COVID-19 disruption will lead to 28 million surgeries cancelled worldwide
Over 28 million elective surgeries across the globe could be cancelled as a result of the COVID-19 pandemic—leading to patients facing a lengthy wait for their health issues to be resolved, a new study reveals.
The CovidSurg Collaborative has projected that, based on a 12-week period of peak disruption to hospital services due to COVID-19, 28.4 million elective surgeries worldwide will cancelled or postponed in 2020.
The modelling study, published in the British Journal of Surgery, indicates that each additional week of disruption to hospital services will be associated with a further 2.4 million cancellations.
Led by researchers at the University of Birmingham, researchers collected detailed information from surgeons across 359 hospitals and 71 countries on plans for cancellation of elective surgery.
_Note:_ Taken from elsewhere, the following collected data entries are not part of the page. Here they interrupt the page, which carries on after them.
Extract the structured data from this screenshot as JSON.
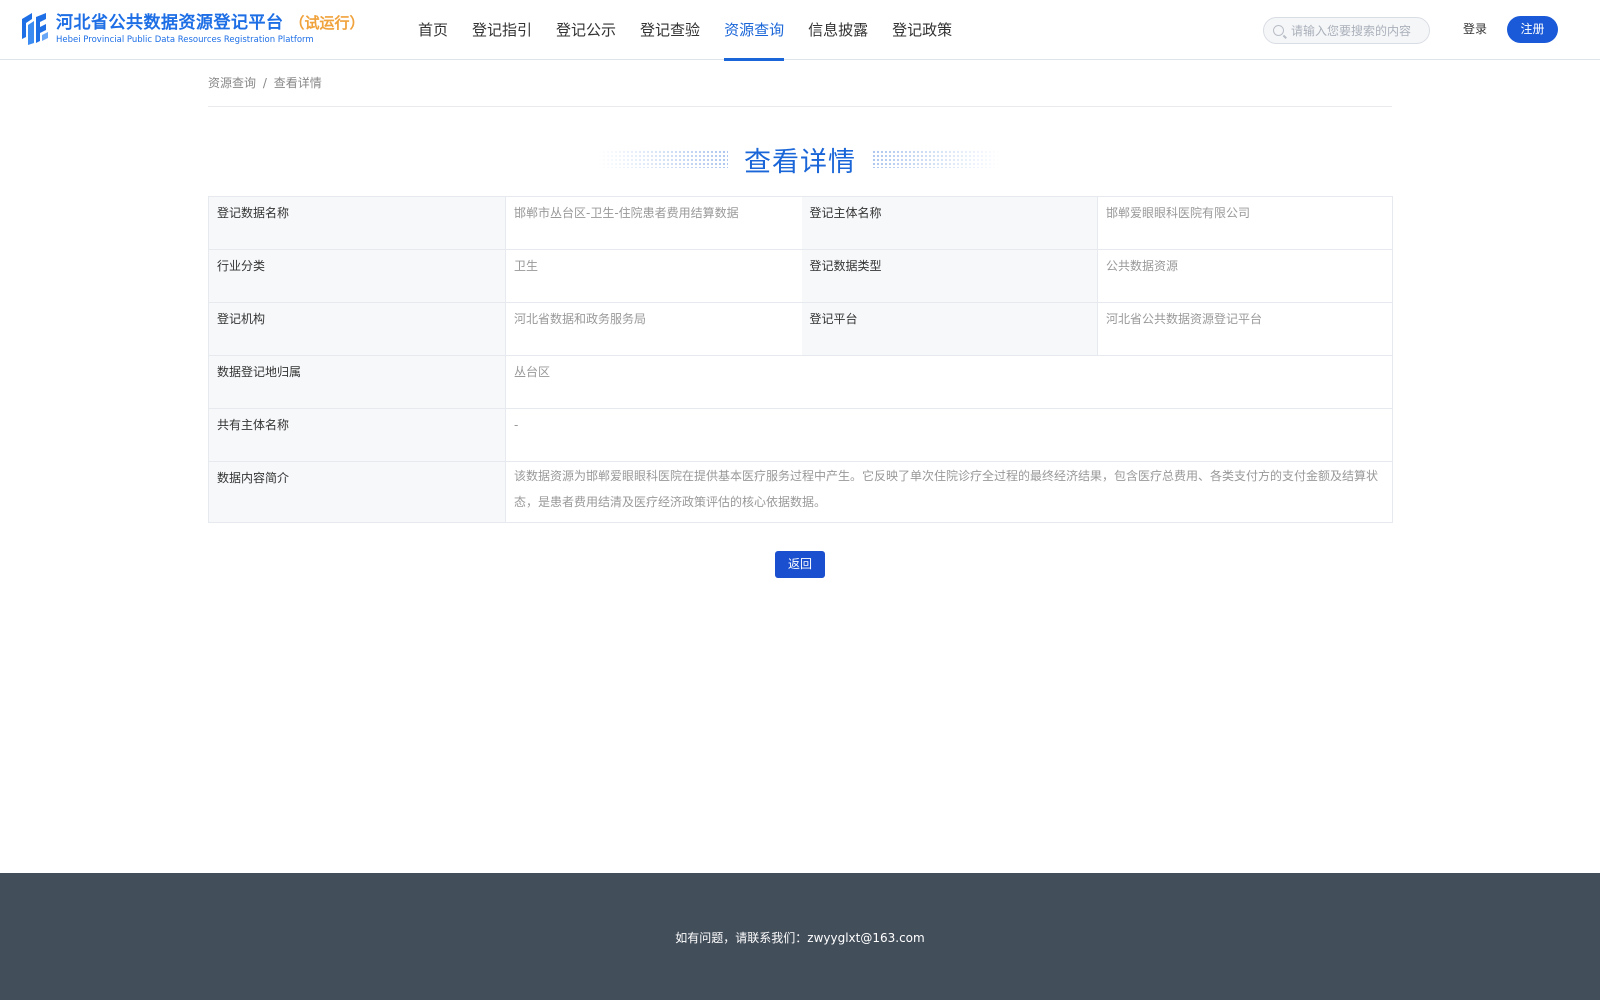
{
  "header": {
    "logo_cn": "河北省公共数据资源登记平台",
    "logo_trial": "（试运行）",
    "logo_en": "Hebei Provincial Public Data Resources Registration Platform",
    "nav": [
      {
        "label": "首页",
        "active": false
      },
      {
        "label": "登记指引",
        "active": false
      },
      {
        "label": "登记公示",
        "active": false
      },
      {
        "label": "登记查验",
        "active": false
      },
      {
        "label": "资源查询",
        "active": true
      },
      {
        "label": "信息披露",
        "active": false
      },
      {
        "label": "登记政策",
        "active": false
      }
    ],
    "search_placeholder": "请输入您要搜索的内容",
    "login_label": "登录",
    "register_label": "注册"
  },
  "breadcrumb": {
    "parent": "资源查询",
    "separator": "/",
    "current": "查看详情"
  },
  "page_title": "查看详情",
  "details": {
    "row1": {
      "label1": "登记数据名称",
      "value1": "邯郸市丛台区-卫生-住院患者费用结算数据",
      "label2": "登记主体名称",
      "value2": "邯郸爱眼眼科医院有限公司"
    },
    "row2": {
      "label1": "行业分类",
      "value1": "卫生",
      "label2": "登记数据类型",
      "value2": "公共数据资源"
    },
    "row3": {
      "label1": "登记机构",
      "value1": "河北省数据和政务服务局",
      "label2": "登记平台",
      "value2": "河北省公共数据资源登记平台"
    },
    "row4": {
      "label": "数据登记地归属",
      "value": "丛台区"
    },
    "row5": {
      "label": "共有主体名称",
      "value": "-"
    },
    "row6": {
      "label": "数据内容简介",
      "value": "该数据资源为邯郸爱眼眼科医院在提供基本医疗服务过程中产生。它反映了单次住院诊疗全过程的最终经济结果，包含医疗总费用、各类支付方的支付金额及结算状态，是患者费用结清及医疗经济政策评估的核心依据数据。"
    }
  },
  "back_label": "返回",
  "footer": {
    "contact": "如有问题，请联系我们：zwyyglxt@163.com"
  },
  "colors": {
    "brand_blue": "#1a66d8",
    "button_blue": "#1a4fcf",
    "trial_orange": "#f0a23c",
    "footer_bg": "#434e5b"
  }
}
This data was then statistically modelled to estimate totals for cancelled surgery across 190 countries (attached).
The researchers project that worldwide 72.3% of planned surgeries would be cancelled through the peak period of COVID-19 related disruption. Most cancelled surgeries will be for non-cancer conditions. Orthopaedic procedures will be cancelled most frequently, with 6.3 million orthopaedic surgeries cancelled worldwide over a 12-week period. It is also projected that globally 2.3 million cancer surgeries will be cancelled or postponed.
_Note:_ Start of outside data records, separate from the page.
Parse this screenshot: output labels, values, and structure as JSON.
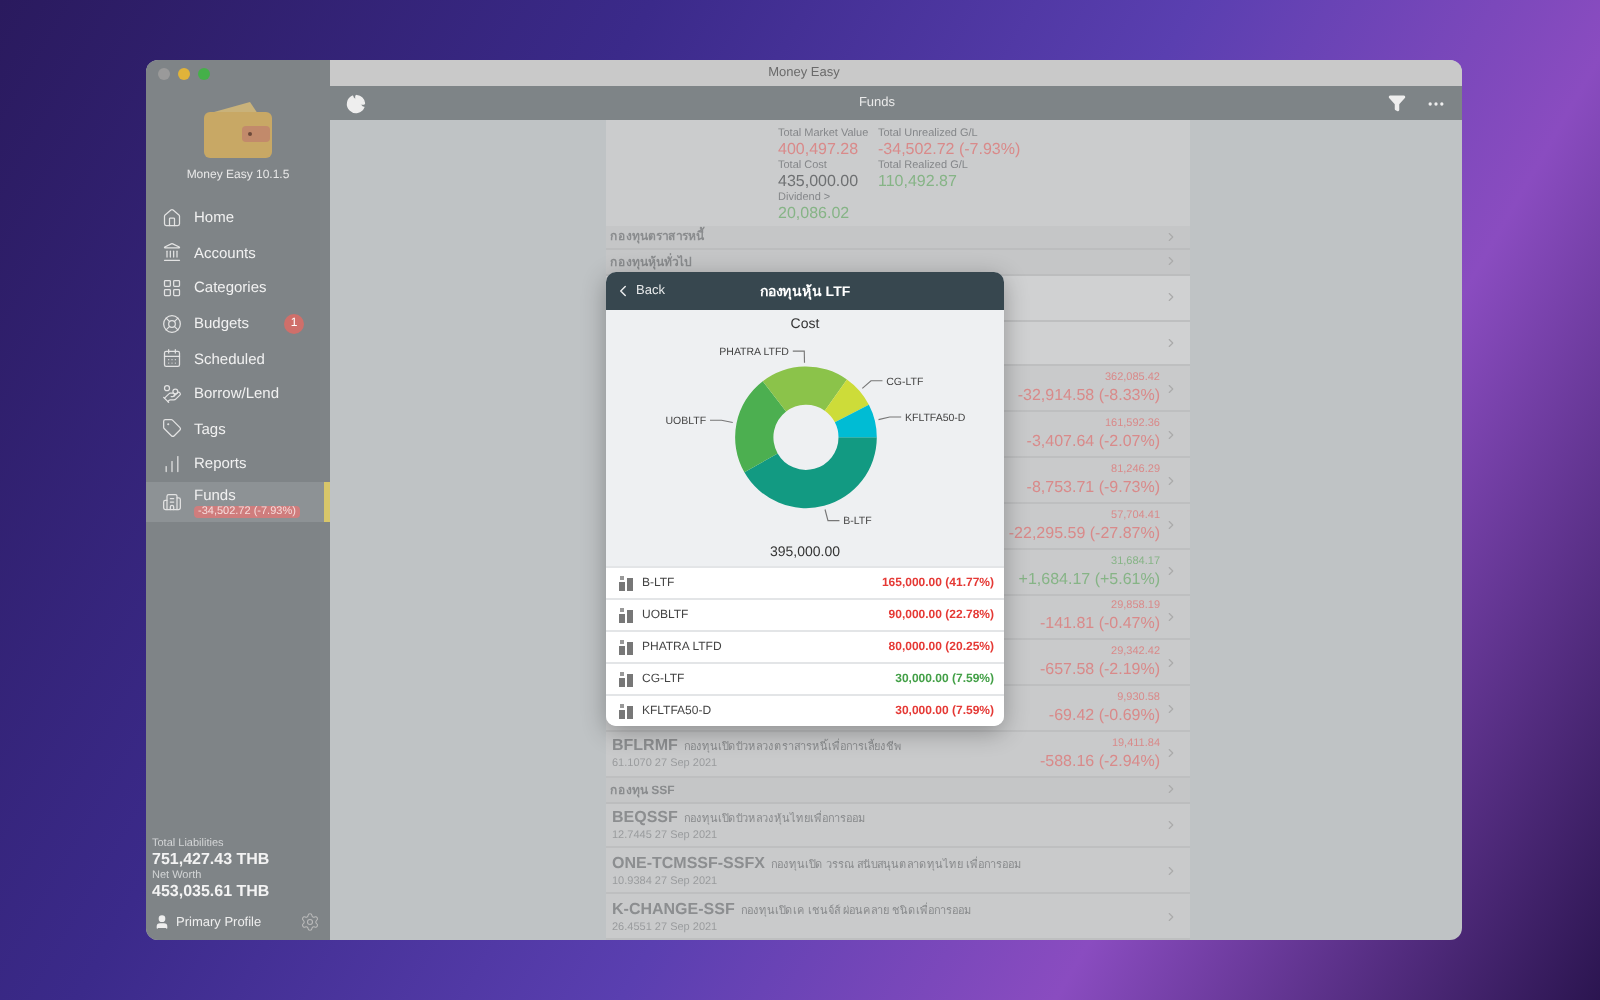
{
  "window": {
    "title": "Money Easy"
  },
  "sidebar": {
    "app_version": "Money Easy 10.1.5",
    "items": [
      {
        "label": "Home",
        "selected": false
      },
      {
        "label": "Accounts",
        "selected": false
      },
      {
        "label": "Categories",
        "selected": false
      },
      {
        "label": "Budgets",
        "badge": "1",
        "selected": false
      },
      {
        "label": "Scheduled",
        "selected": false
      },
      {
        "label": "Borrow/Lend",
        "selected": false
      },
      {
        "label": "Tags",
        "selected": false
      },
      {
        "label": "Reports",
        "selected": false
      },
      {
        "label": "Funds",
        "sub": "-34,502.72 (-7.93%)",
        "selected": true
      }
    ],
    "totals": [
      {
        "label": "Total Liabilities",
        "value": "751,427.43 THB"
      },
      {
        "label": "Net Worth",
        "value": "453,035.61 THB"
      }
    ],
    "profile": "Primary Profile"
  },
  "toolbar": {
    "title": "Funds"
  },
  "summary": [
    {
      "label": "Total Market Value",
      "value": "400,497.28",
      "color": "#d98a8a"
    },
    {
      "label": "Total Unrealized G/L",
      "value": "-34,502.72 (-7.93%)",
      "color": "#d98a8a"
    },
    {
      "label": "Total Cost",
      "value": "435,000.00",
      "color": "#6e7072"
    },
    {
      "label": "Total Realized G/L",
      "value": "110,492.87",
      "color": "#86b486"
    },
    {
      "label": "Dividend >",
      "value": "20,086.02",
      "color": "#86b486"
    }
  ],
  "list": [
    {
      "kind": "header",
      "label": "กองทุนตราสารหนี้"
    },
    {
      "kind": "header",
      "label": "กองทุนหุ้นทั่วไป"
    },
    {
      "kind": "covered"
    },
    {
      "kind": "covered"
    },
    {
      "kind": "fund",
      "value": "362,085.42",
      "change": "-32,914.58 (-8.33%)",
      "color": "#d98a8a"
    },
    {
      "kind": "fund",
      "value": "161,592.36",
      "change": "-3,407.64 (-2.07%)",
      "color": "#d98a8a"
    },
    {
      "kind": "fund",
      "value": "81,246.29",
      "change": "-8,753.71 (-9.73%)",
      "color": "#d98a8a"
    },
    {
      "kind": "fund",
      "value": "57,704.41",
      "change": "-22,295.59 (-27.87%)",
      "color": "#d98a8a"
    },
    {
      "kind": "fund",
      "value": "31,684.17",
      "change": "+1,684.17 (+5.61%)",
      "color": "#86b486"
    },
    {
      "kind": "fund",
      "value": "29,858.19",
      "change": "-141.81 (-0.47%)",
      "color": "#d98a8a"
    },
    {
      "kind": "fund",
      "value": "29,342.42",
      "change": "-657.58 (-2.19%)",
      "color": "#d98a8a"
    },
    {
      "kind": "fund",
      "value": "9,930.58",
      "change": "-69.42 (-0.69%)",
      "color": "#d98a8a"
    },
    {
      "kind": "fund",
      "name": "BFLRMF",
      "description": "กองทุนเปิดบัวหลวงตราสารหนี้เพื่อการเลี้ยงชีพ",
      "nav": "61.1070",
      "date": "27 Sep 2021",
      "value": "19,411.84",
      "change": "-588.16 (-2.94%)",
      "color": "#d98a8a"
    },
    {
      "kind": "header",
      "label": "กองทุน SSF"
    },
    {
      "kind": "fund",
      "name": "BEQSSF",
      "description": "กองทุนเปิดบัวหลวงหุ้นไทยเพื่อการออม",
      "nav": "12.7445",
      "date": "27 Sep 2021"
    },
    {
      "kind": "fund",
      "name": "ONE-TCMSSF-SSFX",
      "description": "กองทุนเปิด วรรณ สนับสนุนตลาดทุนไทย เพื่อการออม",
      "nav": "10.9384",
      "date": "27 Sep 2021"
    },
    {
      "kind": "fund",
      "name": "K-CHANGE-SSF",
      "description": "กองทุนเปิดเค เชนจ์ส์ ผ่อนคลาย ชนิดเพื่อการออม",
      "nav": "26.4551",
      "date": "27 Sep 2021"
    }
  ],
  "popup": {
    "back": "Back",
    "title": "กองทุนหุ้น LTF",
    "total": "395,000.00",
    "chart_data": {
      "type": "donut",
      "title": "Cost",
      "categories": [
        "B-LTF",
        "UOBLTF",
        "PHATRA LTFD",
        "CG-LTF",
        "KFLTFA50-D"
      ],
      "values": [
        41.77,
        22.78,
        20.25,
        7.59,
        7.59
      ],
      "colors": [
        "#129a82",
        "#4caf50",
        "#8bc34a",
        "#cddc39",
        "#00bcd4"
      ]
    },
    "rows": [
      {
        "name": "B-LTF",
        "amount": "165,000.00 (41.77%)",
        "color": "#e53935"
      },
      {
        "name": "UOBLTF",
        "amount": "90,000.00 (22.78%)",
        "color": "#e53935"
      },
      {
        "name": "PHATRA LTFD",
        "amount": "80,000.00 (20.25%)",
        "color": "#e53935"
      },
      {
        "name": "CG-LTF",
        "amount": "30,000.00 (7.59%)",
        "color": "#43a047"
      },
      {
        "name": "KFLTFA50-D",
        "amount": "30,000.00 (7.59%)",
        "color": "#e53935"
      }
    ]
  }
}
In the United Kingdom, the National Health Service advised hospitals to cancel most elective surgeries for 12 weeks. It is estimated that this will result in 516,000 cancelled surgeries, including 36,000 cancer procedures. These cancellations will create a backlog that will need to be cleared after the COVID-19 disruption ends.
If, after the disruption ends, the NHS increases the number of surgeries performed each week by 20% compared to pre-pandemic activity, it will take 11 months to clear the backlog. However, each additional week of disruption will lead to the cancellation of an extra 43,300 surgeries, significantly extending the period it will take to clear the backlog.
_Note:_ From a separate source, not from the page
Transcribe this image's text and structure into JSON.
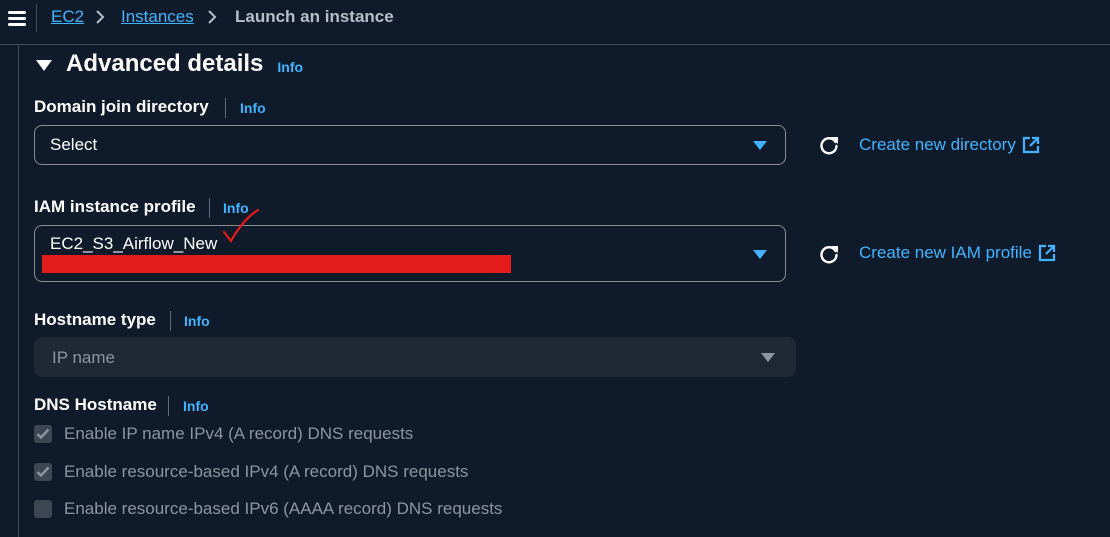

Mr. Aneel Bhangu, Consultant Surgeon and Senior Lecturer at the NIHR Global Health Research Unit on Global Surgery at the University of Birmingham commented: "During the COVID-19 pandemics elective surgeries have been cancelled to reduce the risk of patients being exposed to COVID-19 in hospital, and to support the wider hospital response, for example by converting operating theatres in to intensive care units.
"Although essential, cancellations place a heavy burden on patients and society. Patients' conditions may deteriorate, worsening their quality of life as they wait for rescheduled surgery. In some cases, for example cancer, delayed surgeries may lead to a number of unnecessary deaths."
Dr. Dmitri Nepogodiev, Research Fellow at the NIHR Global Health Research Unit on Global Surgery at the University of Birmingham said: "Each additional week of disruption to hospital services results in an additional 43,300 surgeries being cancelled, so it is important that hospitals regularly assess the situation so that elective surgery can be resumed at the earliest opportunity.
"Clearing the backlog of elective surgeries created by COVID-19 will cost the National Health Service at least £2 billion. The Government must ensure that the NHS is provided with additional funding and resources to ramp up elective surgery to clear the backlog."